Battered BRS pines for DMK model
Hyderabad: The BRS chief, K Chandrashekar Rao, is keen to follow the DMK model in an attempt to strengthen the party. He has sent a team of leaders to study the organisational structure and find reasons behind loyalty to the party for two-three generations.
After the Assembly and Lok Sabha debacles, KCR is focusing on strengthening the party by taking various measures to provide a proper structure with affiliated units. There have been accusations against the BRS chief that he has not focused on the party while in power for the last decade. There were no committees; all powers were vested with the MLAs in the constituency. Though there were district presidents, the main power centre was the local MLA; at some places, the MLAs were made district presidents. With the party losing power and several MLAs getting defeated, there is a vacuum in leadership in districts, felt a senior party leader.
The leader said the party chief would take a call on its structure. Rao has asked senior leaders to visit Tamil Nadu before the party is likely to have State and district committees by appointing general secretaries and secretaries and to have affiliated units like trade unions and other community wings.
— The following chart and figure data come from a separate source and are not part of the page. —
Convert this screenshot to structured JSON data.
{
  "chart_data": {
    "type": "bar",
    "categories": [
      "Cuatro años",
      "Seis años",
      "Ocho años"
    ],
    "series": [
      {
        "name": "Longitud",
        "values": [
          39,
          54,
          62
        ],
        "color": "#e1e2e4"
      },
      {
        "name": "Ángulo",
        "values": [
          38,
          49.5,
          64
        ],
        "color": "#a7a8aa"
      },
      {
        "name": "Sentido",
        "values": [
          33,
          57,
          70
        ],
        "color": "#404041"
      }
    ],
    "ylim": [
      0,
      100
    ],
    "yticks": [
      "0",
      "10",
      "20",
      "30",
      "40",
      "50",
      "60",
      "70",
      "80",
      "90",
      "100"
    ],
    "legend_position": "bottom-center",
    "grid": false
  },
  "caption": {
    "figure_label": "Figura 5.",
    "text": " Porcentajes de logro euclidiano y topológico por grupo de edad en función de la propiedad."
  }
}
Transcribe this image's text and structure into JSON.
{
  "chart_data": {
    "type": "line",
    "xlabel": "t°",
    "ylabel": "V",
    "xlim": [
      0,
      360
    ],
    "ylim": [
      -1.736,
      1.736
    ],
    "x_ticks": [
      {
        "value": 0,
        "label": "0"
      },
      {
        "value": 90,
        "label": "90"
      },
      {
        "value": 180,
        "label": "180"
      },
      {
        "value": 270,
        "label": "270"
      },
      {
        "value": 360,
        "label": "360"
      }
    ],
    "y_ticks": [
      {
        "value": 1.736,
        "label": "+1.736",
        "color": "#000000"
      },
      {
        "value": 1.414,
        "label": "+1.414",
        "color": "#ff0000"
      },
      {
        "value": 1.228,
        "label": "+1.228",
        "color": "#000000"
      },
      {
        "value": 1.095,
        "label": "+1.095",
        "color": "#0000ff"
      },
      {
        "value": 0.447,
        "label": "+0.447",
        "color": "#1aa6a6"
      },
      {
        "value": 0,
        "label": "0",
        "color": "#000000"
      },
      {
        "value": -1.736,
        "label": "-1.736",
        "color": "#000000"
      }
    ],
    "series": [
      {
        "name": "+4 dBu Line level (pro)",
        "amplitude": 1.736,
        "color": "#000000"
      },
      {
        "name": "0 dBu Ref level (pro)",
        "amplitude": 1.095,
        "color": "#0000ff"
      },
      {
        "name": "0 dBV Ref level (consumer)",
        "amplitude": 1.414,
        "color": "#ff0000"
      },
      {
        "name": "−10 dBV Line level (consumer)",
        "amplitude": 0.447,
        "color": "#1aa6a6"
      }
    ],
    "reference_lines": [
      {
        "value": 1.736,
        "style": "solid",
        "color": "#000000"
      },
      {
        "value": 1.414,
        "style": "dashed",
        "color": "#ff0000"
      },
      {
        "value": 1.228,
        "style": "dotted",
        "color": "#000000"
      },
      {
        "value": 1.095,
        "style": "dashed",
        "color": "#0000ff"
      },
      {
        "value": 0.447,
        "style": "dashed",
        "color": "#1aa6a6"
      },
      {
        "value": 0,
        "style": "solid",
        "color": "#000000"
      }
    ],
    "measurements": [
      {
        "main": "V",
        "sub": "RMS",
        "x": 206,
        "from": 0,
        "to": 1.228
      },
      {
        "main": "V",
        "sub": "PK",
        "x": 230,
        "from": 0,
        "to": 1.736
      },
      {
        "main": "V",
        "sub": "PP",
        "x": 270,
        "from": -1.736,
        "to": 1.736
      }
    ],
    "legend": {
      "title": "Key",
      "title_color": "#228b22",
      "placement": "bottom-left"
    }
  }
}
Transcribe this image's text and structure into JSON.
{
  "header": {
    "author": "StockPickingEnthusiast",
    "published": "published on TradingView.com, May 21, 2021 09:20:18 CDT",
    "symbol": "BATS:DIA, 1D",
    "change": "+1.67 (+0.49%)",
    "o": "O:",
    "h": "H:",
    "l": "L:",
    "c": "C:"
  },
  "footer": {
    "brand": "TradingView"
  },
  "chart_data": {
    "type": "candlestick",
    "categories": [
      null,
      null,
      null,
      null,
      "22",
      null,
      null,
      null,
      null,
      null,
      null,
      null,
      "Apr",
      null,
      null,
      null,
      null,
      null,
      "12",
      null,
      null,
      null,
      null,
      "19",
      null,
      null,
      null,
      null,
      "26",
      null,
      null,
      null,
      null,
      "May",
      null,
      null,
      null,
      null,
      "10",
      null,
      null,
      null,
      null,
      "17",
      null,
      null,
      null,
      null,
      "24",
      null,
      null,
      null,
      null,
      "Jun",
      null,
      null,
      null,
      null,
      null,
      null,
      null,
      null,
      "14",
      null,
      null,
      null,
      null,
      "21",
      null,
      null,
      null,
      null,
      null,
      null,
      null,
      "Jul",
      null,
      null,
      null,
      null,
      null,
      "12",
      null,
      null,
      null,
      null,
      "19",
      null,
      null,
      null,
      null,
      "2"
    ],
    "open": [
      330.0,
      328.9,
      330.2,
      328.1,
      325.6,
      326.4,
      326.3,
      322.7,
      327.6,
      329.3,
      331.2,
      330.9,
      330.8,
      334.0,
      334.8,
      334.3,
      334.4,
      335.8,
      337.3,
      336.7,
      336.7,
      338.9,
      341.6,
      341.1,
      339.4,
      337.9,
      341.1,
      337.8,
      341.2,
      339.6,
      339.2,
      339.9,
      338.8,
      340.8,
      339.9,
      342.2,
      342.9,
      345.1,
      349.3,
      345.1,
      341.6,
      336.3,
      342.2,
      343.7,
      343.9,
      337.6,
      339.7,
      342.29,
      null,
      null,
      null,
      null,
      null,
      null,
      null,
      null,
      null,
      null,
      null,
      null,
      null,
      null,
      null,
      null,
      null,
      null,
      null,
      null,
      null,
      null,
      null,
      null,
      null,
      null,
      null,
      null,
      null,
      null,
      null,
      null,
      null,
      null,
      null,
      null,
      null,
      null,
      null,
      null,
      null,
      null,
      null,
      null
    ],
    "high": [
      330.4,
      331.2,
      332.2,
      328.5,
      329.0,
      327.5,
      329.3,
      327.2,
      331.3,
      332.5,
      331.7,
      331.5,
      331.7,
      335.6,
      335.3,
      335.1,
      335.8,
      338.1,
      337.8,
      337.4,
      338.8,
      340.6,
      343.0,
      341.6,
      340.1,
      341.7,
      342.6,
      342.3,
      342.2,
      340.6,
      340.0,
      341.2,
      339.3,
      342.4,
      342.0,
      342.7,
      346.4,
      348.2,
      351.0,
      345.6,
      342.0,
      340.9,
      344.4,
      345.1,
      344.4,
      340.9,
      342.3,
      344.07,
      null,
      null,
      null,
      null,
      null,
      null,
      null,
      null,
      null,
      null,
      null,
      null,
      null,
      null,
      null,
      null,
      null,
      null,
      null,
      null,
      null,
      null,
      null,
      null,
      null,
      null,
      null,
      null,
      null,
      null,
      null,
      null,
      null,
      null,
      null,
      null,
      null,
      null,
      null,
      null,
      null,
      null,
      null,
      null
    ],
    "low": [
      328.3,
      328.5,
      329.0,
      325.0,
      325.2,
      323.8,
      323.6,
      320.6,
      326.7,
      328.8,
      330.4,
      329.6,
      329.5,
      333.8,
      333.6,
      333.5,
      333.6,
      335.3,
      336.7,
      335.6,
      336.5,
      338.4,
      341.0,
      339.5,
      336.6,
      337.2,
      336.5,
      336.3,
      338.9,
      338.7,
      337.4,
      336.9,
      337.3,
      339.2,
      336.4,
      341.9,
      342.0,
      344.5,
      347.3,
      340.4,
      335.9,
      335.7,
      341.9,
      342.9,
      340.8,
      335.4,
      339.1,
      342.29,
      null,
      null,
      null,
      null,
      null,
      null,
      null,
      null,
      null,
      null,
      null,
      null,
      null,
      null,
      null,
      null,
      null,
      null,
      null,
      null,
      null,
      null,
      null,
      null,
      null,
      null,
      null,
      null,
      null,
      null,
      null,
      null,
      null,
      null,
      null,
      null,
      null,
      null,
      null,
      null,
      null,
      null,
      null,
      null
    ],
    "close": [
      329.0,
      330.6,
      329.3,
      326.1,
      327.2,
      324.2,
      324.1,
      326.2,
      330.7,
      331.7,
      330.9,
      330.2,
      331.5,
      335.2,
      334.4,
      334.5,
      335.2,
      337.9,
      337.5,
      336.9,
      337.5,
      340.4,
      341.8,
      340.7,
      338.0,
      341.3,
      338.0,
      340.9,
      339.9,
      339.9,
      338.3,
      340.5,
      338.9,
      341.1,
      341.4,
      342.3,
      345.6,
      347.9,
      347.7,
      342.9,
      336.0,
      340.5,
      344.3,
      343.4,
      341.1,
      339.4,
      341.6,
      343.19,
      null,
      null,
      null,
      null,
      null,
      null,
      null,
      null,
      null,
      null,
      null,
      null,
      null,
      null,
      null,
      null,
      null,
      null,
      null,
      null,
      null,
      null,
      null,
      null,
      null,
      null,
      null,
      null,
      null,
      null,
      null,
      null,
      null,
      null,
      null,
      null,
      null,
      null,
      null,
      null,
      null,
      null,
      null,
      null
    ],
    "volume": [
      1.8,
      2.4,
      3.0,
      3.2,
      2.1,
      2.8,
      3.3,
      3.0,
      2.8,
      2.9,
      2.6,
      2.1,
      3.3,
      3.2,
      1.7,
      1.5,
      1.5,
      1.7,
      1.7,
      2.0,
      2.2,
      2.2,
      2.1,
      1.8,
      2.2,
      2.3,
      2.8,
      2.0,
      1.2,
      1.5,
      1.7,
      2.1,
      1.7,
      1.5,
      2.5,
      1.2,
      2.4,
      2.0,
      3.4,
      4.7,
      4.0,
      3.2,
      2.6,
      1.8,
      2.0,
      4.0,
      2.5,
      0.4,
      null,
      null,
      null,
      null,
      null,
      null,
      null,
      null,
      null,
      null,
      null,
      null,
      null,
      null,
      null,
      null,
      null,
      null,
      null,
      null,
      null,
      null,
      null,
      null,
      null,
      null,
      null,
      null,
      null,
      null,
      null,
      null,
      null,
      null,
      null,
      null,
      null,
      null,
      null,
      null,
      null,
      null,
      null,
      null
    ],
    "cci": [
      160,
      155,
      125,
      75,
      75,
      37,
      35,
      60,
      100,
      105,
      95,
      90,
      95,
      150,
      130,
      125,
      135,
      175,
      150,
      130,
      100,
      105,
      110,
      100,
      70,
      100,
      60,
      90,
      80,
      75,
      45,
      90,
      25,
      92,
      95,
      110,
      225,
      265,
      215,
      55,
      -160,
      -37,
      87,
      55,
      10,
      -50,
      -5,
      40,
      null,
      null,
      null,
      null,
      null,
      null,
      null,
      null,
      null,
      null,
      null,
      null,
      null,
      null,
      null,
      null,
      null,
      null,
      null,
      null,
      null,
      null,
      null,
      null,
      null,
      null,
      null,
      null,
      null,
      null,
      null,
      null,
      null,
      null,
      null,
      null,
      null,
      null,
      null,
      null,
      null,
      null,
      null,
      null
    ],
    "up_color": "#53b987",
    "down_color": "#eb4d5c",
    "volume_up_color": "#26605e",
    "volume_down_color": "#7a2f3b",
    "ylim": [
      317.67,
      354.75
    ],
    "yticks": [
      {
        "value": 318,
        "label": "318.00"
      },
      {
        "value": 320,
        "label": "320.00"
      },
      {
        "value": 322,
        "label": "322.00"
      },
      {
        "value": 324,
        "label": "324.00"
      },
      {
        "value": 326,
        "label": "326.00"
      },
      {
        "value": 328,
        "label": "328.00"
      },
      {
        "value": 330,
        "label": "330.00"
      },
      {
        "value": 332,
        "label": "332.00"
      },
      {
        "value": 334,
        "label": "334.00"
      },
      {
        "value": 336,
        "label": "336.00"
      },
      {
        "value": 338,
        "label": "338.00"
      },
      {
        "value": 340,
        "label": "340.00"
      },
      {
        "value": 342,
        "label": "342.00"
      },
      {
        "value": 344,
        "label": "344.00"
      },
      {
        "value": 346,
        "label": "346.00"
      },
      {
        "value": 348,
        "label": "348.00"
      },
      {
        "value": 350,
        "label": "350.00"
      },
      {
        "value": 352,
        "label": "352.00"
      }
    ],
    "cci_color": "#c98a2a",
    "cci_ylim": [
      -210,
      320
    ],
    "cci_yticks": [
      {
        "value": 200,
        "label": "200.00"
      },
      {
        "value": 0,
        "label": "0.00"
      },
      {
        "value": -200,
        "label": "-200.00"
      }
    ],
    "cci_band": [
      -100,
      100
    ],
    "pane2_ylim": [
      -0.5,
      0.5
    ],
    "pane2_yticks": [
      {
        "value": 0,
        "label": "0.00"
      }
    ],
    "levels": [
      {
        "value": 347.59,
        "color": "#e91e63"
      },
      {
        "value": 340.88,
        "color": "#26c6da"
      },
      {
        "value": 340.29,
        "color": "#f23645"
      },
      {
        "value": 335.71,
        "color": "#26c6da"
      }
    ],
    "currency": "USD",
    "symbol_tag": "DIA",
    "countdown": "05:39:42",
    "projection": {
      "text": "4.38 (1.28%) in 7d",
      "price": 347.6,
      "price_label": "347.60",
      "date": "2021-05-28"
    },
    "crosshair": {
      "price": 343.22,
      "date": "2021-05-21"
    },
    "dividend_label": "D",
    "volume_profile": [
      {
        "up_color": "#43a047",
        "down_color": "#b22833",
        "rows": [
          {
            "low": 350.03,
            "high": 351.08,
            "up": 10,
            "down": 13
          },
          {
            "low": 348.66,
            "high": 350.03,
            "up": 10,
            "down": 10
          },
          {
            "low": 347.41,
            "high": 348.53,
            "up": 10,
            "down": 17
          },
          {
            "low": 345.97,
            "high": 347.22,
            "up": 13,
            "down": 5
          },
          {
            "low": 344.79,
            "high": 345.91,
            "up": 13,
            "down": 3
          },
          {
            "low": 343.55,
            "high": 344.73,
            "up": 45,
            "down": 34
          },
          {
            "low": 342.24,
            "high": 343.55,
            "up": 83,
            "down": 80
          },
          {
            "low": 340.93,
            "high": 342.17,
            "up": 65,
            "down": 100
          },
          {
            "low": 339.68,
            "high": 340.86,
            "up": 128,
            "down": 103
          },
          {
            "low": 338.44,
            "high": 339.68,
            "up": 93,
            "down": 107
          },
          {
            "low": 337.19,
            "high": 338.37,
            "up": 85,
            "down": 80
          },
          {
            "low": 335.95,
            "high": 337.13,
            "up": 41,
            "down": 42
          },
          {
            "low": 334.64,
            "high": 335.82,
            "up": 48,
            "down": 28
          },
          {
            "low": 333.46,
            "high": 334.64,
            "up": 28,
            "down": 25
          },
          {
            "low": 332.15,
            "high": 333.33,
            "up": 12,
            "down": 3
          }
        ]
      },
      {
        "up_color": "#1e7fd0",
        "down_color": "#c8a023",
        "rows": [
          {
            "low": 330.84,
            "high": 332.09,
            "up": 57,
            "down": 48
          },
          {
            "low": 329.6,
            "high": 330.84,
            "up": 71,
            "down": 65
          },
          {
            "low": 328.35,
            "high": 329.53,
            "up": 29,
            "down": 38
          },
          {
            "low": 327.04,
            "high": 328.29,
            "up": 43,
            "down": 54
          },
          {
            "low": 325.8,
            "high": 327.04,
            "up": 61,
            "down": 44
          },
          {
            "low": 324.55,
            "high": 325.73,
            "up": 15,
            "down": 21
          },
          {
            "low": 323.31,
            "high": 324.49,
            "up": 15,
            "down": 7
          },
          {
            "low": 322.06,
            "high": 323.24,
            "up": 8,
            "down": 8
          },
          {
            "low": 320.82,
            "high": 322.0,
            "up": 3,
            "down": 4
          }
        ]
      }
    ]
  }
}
This would help the party in strengthening and keeping the leaders intact and avoiding desertions, the leader said.
In the past, the BRS had tried to study the model of the Dravidian parties, like DMK and AIADMK, which have made national parties look like regional parties in the State. Now, the party leaders, including former MLA B Suman, former corporation chairman Anjaneya Goud, and Ravindar Reddy, have visited Chennai.
Suman said they visited the DMK office, ‘Anna Arivalayam’, in Chennai on Monday and interacted with the DMK leaders, mainly the organisation secretary, ex-MP RS Bharati, and ex-MLA Shekhar, about the party’s organisational structure and its activities.
A senior BRS leader pointed out that during the BRS regime, when a couple of DMK leaders came to Hyderabad to seek party support for NEET, they said theirs was the fourth generation in the party. The party leadership wanted to see how the activists had associated themselves with the party for generations, he said.